Durch den rasanten Verfall der US - Immobilienpreise und dem daraus resultierenden massiven Wertverlust von sogenannten hypothekargesicherten Schuldverschreibungen, mussten außerdem als Geldmarktfonds getarnte Vehikel teilweise massive Verluste von über 40 Prozent hinnehmen. Die zahlreichen Abschreibungen (1.650 Mrd. US-Dollar) durch die weltweiten Banken sorgten nicht nur für eine Vertrauenskrise zwischen dem Privatanleger und seinem Banker, sondern auch zwischen den Bankinstituten untereinander. Keine Bank vertraute einer anderen Bank mehr, so dass der so wichtige Interbankenhandel, welcher den "Blutkreislauf" des ökonomischen Prozesses darstellt, nahezu zum erliegen kam. Die mangelnde Liquidität führte schlussendlich zur Pleite der viertgrößten Investmentbank der USA - Lehman Brothers. Leider wurde durch die US-Notenbank und die US-Regierung nicht einkalkuliert, welche schwerwiegenden Folgen diese Insolvenz mit sich bringen würde. Die Problematik war, dass die Banken noch weniger Vertrauen zu einander hatten, so dass für ein Überleben schnellstmöglich Maßnahmen seitens der Finanzinstitute ergriffen wurden, um eine andere Liquiditätsquelle zu finden. Alles, was sich in liquidierbaren Mitteln und Wertpapieren in ihren Portefeuilles befand, wurde an den Finanzmärkten veräußert. Daraufhin reagierten die Aktienmärkte, die Währungsmärkte, die Rohstoffmärkte, die Metallmärkte, die Anleihenmärkte, die Geldmärkte und die Kreditmärkte mit einem hohen Preisverfall. Dieser beschleunigte sich nochmals, als auch Hedgefonds und Private Equity - Firmen versuchten, schnellstmöglich ihre Assets zu liquidieren.

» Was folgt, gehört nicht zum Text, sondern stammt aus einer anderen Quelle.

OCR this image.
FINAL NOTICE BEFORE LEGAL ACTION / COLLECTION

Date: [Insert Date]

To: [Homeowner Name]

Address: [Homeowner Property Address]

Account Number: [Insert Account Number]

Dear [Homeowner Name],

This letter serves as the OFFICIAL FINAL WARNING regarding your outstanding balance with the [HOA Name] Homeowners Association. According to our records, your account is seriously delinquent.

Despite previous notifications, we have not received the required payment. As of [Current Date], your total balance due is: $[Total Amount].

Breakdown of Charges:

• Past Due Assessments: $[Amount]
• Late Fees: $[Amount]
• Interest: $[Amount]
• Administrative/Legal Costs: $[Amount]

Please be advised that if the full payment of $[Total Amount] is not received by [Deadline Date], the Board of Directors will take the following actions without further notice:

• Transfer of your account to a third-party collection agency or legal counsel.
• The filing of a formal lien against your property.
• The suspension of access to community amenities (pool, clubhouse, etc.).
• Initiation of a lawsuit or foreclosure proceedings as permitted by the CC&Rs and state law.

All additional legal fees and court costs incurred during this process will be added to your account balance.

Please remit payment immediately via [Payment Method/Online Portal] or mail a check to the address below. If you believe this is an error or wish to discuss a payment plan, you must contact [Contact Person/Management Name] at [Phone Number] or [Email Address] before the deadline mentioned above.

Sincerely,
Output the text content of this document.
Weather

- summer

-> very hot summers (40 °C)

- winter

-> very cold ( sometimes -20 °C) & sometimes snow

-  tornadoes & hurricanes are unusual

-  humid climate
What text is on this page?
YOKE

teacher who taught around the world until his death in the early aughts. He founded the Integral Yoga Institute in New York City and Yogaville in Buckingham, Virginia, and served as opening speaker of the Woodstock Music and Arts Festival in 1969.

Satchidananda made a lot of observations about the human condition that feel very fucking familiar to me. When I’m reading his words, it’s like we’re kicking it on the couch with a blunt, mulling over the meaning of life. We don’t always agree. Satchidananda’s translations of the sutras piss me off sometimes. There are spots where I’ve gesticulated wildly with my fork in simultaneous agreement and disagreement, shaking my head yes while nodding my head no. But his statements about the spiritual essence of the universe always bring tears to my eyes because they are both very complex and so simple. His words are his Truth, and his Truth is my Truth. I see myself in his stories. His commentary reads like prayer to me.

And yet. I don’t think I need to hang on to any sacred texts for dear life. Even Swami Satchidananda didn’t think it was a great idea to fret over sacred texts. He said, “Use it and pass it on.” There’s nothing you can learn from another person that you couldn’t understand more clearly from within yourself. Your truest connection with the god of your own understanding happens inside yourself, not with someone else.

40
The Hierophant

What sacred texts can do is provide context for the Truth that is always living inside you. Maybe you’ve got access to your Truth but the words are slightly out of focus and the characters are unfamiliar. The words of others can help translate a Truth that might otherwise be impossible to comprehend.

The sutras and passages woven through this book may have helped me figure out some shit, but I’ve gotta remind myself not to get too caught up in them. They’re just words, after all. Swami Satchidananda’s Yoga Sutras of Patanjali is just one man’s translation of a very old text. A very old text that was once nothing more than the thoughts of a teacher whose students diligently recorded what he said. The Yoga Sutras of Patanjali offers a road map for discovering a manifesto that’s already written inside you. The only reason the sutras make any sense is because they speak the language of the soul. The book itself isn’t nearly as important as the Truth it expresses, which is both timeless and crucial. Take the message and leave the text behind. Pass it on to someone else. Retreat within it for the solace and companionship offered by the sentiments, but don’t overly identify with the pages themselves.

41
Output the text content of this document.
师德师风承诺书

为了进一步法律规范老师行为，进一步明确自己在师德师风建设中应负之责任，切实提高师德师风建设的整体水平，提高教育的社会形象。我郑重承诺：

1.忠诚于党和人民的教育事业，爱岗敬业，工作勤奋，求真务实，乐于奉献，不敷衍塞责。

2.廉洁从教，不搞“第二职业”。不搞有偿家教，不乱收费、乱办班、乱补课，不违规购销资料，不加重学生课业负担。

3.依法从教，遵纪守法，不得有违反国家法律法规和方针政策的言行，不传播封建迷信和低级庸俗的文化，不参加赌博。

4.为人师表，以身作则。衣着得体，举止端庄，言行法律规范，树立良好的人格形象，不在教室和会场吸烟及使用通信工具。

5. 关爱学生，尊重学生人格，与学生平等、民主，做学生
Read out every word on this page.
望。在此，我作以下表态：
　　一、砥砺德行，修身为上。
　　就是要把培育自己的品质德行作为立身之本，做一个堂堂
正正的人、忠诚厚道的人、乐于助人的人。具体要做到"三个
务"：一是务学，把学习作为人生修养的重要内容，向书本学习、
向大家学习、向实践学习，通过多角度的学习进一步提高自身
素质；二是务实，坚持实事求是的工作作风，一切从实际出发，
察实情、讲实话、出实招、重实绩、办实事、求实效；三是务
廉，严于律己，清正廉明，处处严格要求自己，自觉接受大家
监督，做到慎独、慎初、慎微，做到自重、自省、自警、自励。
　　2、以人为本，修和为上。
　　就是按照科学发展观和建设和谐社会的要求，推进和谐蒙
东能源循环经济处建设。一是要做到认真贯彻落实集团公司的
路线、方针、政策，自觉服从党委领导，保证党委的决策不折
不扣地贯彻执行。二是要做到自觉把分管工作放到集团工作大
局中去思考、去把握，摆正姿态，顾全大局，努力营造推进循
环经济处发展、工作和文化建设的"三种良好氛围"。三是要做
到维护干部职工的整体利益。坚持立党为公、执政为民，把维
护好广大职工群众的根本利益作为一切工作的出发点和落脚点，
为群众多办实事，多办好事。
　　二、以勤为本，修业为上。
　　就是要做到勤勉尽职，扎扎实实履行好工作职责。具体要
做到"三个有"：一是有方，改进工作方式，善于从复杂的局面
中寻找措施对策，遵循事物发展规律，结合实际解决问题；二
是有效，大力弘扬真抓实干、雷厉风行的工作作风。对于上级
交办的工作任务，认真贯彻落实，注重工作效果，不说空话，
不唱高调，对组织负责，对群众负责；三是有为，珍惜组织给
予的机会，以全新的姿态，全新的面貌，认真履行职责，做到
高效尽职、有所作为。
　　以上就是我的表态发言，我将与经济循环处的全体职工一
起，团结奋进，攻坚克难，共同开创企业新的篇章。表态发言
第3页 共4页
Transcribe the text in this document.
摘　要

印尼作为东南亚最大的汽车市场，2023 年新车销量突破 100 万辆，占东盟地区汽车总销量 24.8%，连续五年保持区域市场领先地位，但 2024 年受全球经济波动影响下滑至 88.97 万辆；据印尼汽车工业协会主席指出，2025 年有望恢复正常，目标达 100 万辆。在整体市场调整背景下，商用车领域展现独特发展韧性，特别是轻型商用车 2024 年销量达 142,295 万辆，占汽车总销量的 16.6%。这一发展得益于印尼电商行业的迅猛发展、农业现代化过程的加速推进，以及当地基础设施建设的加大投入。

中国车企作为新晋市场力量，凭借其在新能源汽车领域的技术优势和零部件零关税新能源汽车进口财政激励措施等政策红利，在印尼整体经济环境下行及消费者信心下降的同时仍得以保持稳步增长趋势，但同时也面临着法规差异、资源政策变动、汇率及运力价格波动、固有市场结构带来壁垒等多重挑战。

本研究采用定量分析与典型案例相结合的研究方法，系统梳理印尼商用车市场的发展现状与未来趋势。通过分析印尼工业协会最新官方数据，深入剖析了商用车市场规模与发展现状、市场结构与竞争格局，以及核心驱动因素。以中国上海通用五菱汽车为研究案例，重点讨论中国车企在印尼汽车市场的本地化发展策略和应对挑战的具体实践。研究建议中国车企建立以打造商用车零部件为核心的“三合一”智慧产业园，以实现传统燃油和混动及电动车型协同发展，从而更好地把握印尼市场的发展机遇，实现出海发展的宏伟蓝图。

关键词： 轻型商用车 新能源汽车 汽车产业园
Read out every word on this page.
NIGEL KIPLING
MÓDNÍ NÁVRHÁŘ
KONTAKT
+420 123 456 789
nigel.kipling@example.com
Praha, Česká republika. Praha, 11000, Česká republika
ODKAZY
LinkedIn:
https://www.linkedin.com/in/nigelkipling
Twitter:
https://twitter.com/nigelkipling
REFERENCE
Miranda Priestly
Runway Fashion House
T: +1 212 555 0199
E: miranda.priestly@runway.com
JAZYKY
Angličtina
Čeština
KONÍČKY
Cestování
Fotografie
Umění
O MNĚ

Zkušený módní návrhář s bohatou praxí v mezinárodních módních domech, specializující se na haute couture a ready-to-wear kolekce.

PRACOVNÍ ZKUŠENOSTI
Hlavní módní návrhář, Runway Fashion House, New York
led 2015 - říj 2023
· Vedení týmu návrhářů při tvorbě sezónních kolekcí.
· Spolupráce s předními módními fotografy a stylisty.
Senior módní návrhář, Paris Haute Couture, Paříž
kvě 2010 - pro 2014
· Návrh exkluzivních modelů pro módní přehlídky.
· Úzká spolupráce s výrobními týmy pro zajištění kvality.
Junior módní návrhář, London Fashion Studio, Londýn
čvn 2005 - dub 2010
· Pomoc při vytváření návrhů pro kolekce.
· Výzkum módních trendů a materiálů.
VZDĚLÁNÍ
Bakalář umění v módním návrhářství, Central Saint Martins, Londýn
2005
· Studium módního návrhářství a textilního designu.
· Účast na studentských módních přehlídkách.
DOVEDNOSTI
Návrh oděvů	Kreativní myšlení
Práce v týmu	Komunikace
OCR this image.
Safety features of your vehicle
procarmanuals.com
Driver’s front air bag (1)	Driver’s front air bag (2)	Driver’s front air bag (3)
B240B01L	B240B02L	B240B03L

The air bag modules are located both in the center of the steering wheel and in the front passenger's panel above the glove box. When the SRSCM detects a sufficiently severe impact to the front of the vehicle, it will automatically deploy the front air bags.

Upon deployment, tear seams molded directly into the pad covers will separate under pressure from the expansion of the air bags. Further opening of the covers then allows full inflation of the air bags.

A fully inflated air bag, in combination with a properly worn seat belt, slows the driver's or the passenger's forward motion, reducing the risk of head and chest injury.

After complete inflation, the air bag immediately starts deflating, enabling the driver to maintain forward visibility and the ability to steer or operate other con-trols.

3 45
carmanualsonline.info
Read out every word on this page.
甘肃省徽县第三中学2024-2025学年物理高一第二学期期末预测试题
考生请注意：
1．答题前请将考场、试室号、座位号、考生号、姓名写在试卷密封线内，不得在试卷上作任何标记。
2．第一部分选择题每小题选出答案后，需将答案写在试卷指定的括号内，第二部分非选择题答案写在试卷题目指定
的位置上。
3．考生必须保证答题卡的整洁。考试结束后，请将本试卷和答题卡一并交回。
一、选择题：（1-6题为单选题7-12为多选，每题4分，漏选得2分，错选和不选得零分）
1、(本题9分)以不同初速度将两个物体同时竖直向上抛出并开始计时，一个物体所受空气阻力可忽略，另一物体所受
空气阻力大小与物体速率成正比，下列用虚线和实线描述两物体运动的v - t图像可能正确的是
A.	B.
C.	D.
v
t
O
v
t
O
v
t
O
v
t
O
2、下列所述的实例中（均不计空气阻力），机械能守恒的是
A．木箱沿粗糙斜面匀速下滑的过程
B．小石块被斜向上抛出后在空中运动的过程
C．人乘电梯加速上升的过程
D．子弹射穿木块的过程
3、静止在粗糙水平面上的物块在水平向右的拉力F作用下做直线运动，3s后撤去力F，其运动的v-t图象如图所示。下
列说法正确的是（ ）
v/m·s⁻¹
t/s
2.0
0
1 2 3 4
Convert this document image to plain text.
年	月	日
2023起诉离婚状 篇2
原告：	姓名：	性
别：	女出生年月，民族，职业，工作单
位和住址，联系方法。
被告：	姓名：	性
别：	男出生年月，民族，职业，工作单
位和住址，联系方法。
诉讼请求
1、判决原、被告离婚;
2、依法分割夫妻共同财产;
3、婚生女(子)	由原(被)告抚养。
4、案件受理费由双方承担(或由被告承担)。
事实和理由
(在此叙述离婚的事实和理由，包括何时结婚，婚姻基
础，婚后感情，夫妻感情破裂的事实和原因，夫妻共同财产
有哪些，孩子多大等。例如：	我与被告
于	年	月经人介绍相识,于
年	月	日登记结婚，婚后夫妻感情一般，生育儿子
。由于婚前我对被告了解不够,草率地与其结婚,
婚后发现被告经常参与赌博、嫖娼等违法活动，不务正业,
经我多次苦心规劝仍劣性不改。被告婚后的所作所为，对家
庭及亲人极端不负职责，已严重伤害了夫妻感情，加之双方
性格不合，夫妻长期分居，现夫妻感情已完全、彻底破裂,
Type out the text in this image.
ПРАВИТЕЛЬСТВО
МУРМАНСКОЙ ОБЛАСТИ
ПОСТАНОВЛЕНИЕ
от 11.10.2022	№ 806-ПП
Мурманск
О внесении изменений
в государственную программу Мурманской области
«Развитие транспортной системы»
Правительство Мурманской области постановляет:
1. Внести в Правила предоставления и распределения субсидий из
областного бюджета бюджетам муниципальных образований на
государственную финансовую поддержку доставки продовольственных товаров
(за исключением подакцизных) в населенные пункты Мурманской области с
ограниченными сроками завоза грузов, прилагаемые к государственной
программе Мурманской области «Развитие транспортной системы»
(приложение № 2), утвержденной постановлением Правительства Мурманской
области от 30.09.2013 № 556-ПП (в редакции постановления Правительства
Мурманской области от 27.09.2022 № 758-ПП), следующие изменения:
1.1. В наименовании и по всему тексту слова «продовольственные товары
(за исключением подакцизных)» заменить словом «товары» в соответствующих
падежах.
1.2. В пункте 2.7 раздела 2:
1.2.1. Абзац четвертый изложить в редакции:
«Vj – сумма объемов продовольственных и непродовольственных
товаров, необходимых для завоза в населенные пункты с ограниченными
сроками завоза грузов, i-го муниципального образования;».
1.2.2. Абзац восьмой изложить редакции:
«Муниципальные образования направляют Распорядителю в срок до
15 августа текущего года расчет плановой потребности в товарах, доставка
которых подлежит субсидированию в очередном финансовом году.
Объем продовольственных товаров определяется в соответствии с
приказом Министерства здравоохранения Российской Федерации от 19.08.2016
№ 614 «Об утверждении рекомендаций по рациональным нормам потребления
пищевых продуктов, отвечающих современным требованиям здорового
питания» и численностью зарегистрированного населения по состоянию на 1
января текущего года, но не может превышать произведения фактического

Die Finanzmarktkrise spitzte sich rasant zu und wie in so vielen Krisen zuvor wurde Gold als das Kriseninvestment schlechthin ausgerufen. Deutsche Goldhändler konnten sogar zeitweise weder Goldbarren noch Goldmünzen liefern. Bis zu diesem Zeitpunkt konnte sich auch wirklich niemand vorstellen, dass die deutsche Bundeskanzlerin Angela Merkel nur durch eine Staatsgarantie auf die Ersparnisse der Bevölkerung eine "Plünderung" des deutschen Bankenapparates verhindern konnte. Paradoxerweise konnte anschließend, im Oktober 2008, ein regelrechter Run auf die Tagesgeldkonten der Banken festgestellt werden. Die Devise der Anlegerschaft war zu diesem Zeitpunkt ganz simpel - sicher und liquide - musste die Anlage sein. Durch die massiven Problematiken des Finanzmarktes wurde auch die Falldynamik des ökonomischen Leistungsprozesses markant intensiviert. Die industrialisierten Volkswirtschaften glitten im vierten Quartal 2008 und im ersten Quartal 2009 in eine schwere Rezession ab. Die Weltwirtschaftskrise war entstanden. Nur der Einsatz der führenden Regierungen in aller Welt sowie die Liquiditätsschwemme der größten Notenbanken sorgten für eine gewisse Stabilisierung der Finanzmärkte und der ökonomischen Prozesse. Weltweit wurden seitens der Regierungen 4.350 Milliarden US-Dollar an Investitionspaketen geschnürt, um der globalen Rezession entgegenzutreten.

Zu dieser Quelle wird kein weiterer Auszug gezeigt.